Иванов на мгновение задумался, потом, не спуская глаз с Исаева, позвонил по телефону:
— Кофе отменяется и бутерброды тоже. Пришлите парикмахера, принесите костюм, хорошие туфли, рубашку с галстуком и пуловер… Мы поедем пообедать в гостиницу «Москва». — Он дружески подмигнул Исаеву и, прикрыв ладонью мембрану, поинтересовался: — Как относитесь к такого рода перспективе, а?
Поднявшись из-за стола, генерал набросил на плечи обшарпанный пиджак:
— Вчера вернулся из Лондона, погода там дрянь, знобит чего-то, третью таблетку аспирина жую, как бы не свалиться… Кстати, то, что ни словом не обмолвились на допросах о жене и сыне, свидетельствует о том, что вы верно избрали линию защиты: не показывать болевые места контрагенту.
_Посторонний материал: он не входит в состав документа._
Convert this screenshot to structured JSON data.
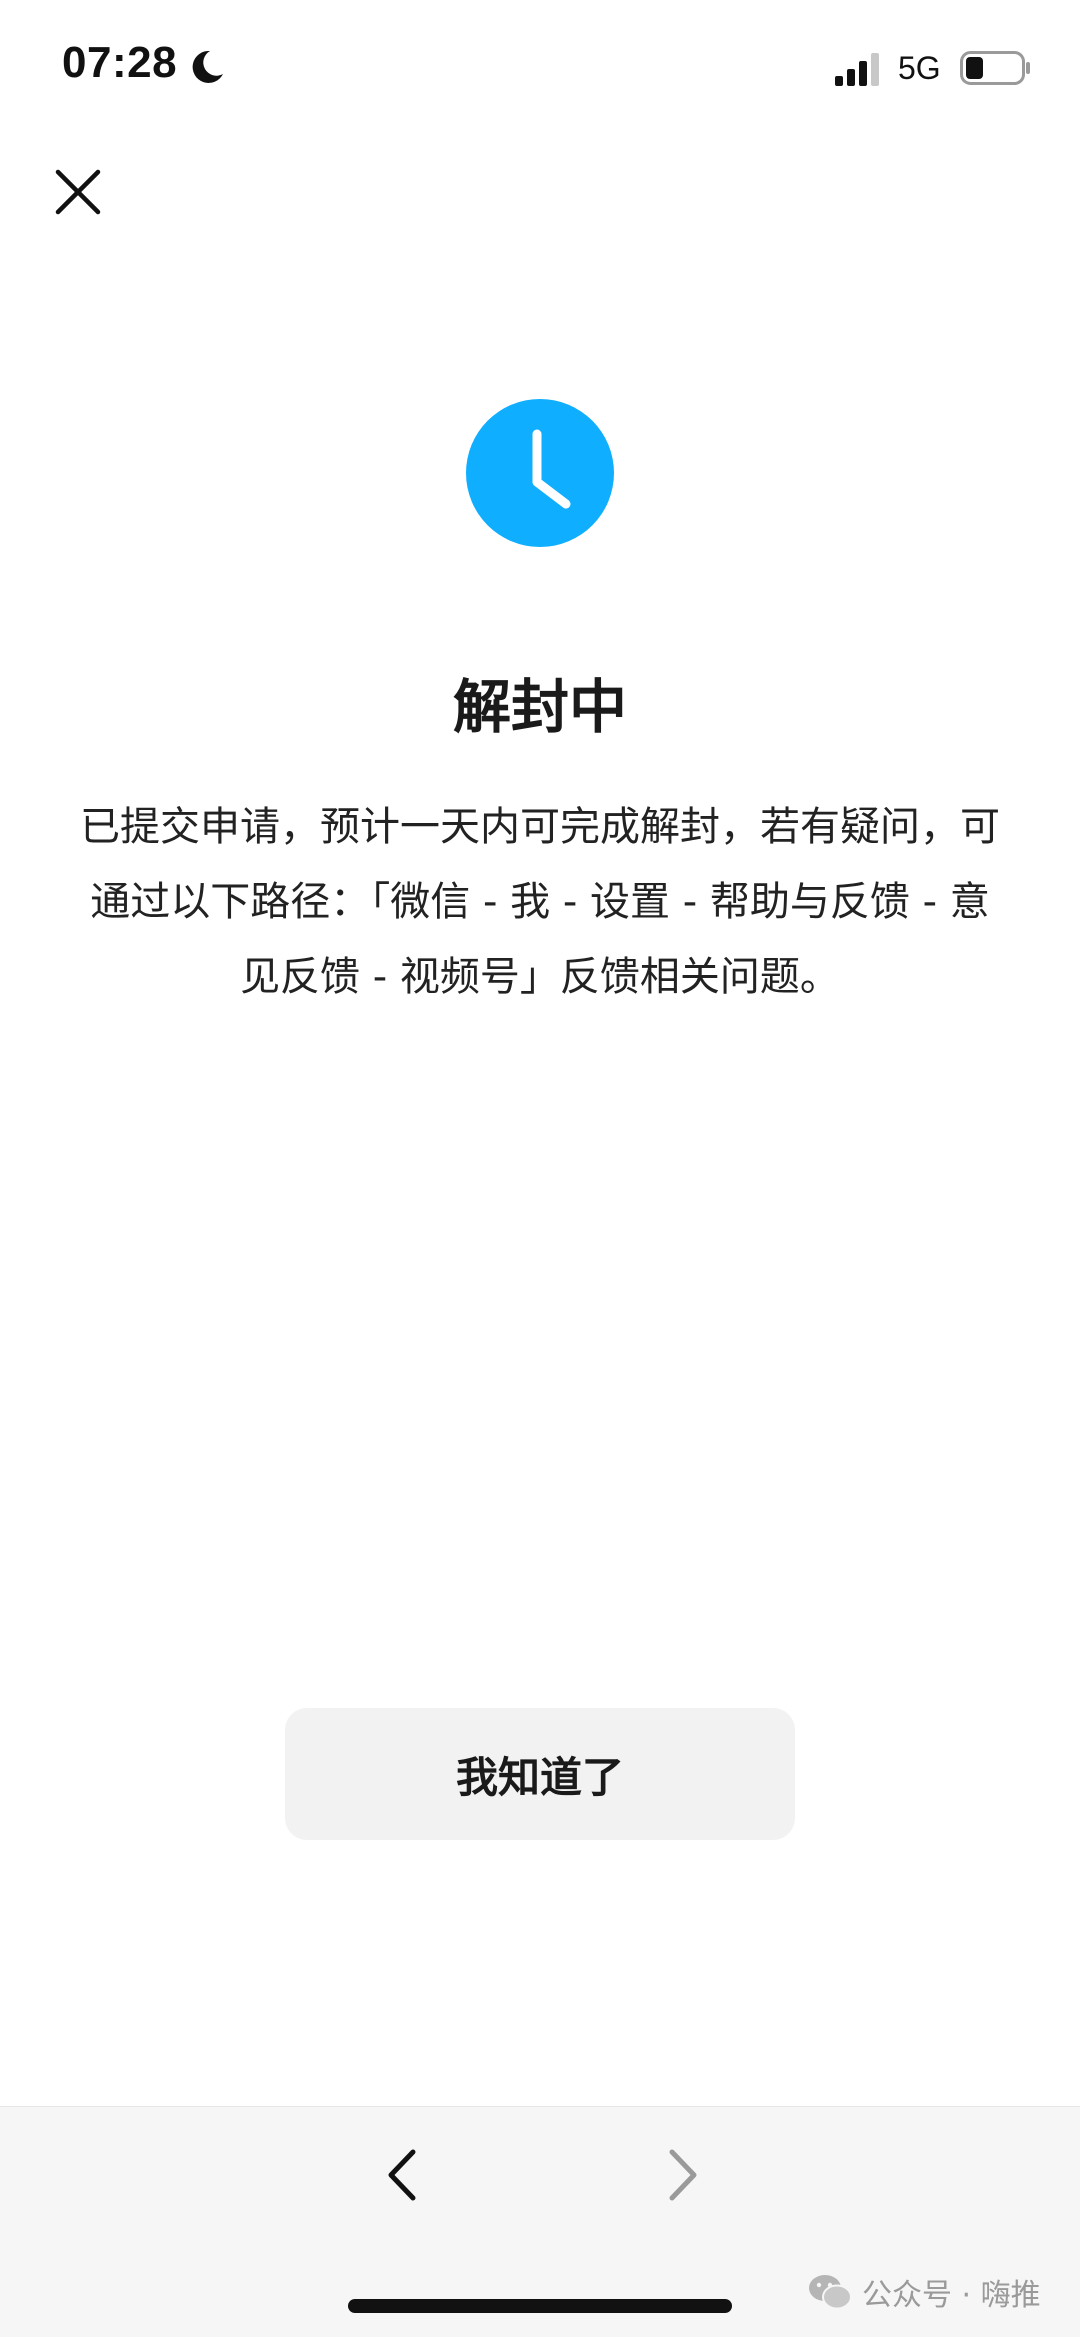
{
  "status_bar": {
    "time": "07:28",
    "network": "5G",
    "icons": [
      "moon-icon",
      "signal-icon",
      "battery-icon"
    ]
  },
  "header": {
    "close_icon": "close-icon"
  },
  "status_icon": {
    "name": "clock-icon",
    "color": "#10AEFF"
  },
  "main": {
    "title": "解封中",
    "description": "已提交申请，预计一天内可完成解封，若有疑问，可通过以下路径：「微信 - 我 - 设置 - 帮助与反馈 - 意见反馈 - 视频号」反馈相关问题。",
    "button_label": "我知道了"
  },
  "bottom_nav": {
    "back_icon": "chevron-left-icon",
    "forward_icon": "chevron-right-icon"
  },
  "watermark": {
    "text": "公众号 · 嗨推"
  }
}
Но беда в том, что все ваши предыдущие разговоры — на даче — фиксировались. Мы их тщательно изучили: мера искренности, степень привязанности к тем, кого так давно не видели, так что сейчас нам ясно: все эти недели вы готовились к драке. Правильно, кстати, делали… Побеждает — сильный.
— Побеждает умный.
— Э, пустое, Всеволод Владимирович! Романтика, прошлый век… Думаете, следователь Каменева был умнее Льва Борисовича? Сильнее был! Власть имел! Право на поступок! Оттого и победил… А ведь молодой был, тридцать два года всего… А вы, умница, столько напортачили в течение двух допросов, что вас с мылом мой — не отмоешь… Кто создатель Красной Армии? Троцкий? Ваши слова? Ваши. Вот вам восемь лет тюрьмы за антисоветскую пропаганду. Красную Армию создали Ленин и Сталин, руководил же ею Иосиф Виссарионович… Кто с Лениным ехал через Германию? Зиновьев? Ваши слова? Ваши. Еще десять лет — антисоветская пропаганда. На суде от своих слов не откажетесь? Не откажетесь. А суд будет открытый, публика станет кричать, требуя смерти гнусному клеветнику, агенту гестапо, а в прошлом связнику между врагами народа Постышевым и Блюхером с гитлеровским шпионом Троцким, — вы ж и эти свои показания подписали… И мы будем вынуждены приговорить вас по совокупности к смертной казни, но мы после победы подобрели, казнь автоматом меняем на четверть века лагерей, этим вы себя уже обеспечили… И не вините нас, никто вас за язык не тянул, а если выбрали принципиальную позицию — что ж, валяйте, выведем на очень открытый суд где-нибудь на заводе, посмотрите на лица людей, убедитесь в том, что вы пушинка, ничто, тогда-то и дрогнете…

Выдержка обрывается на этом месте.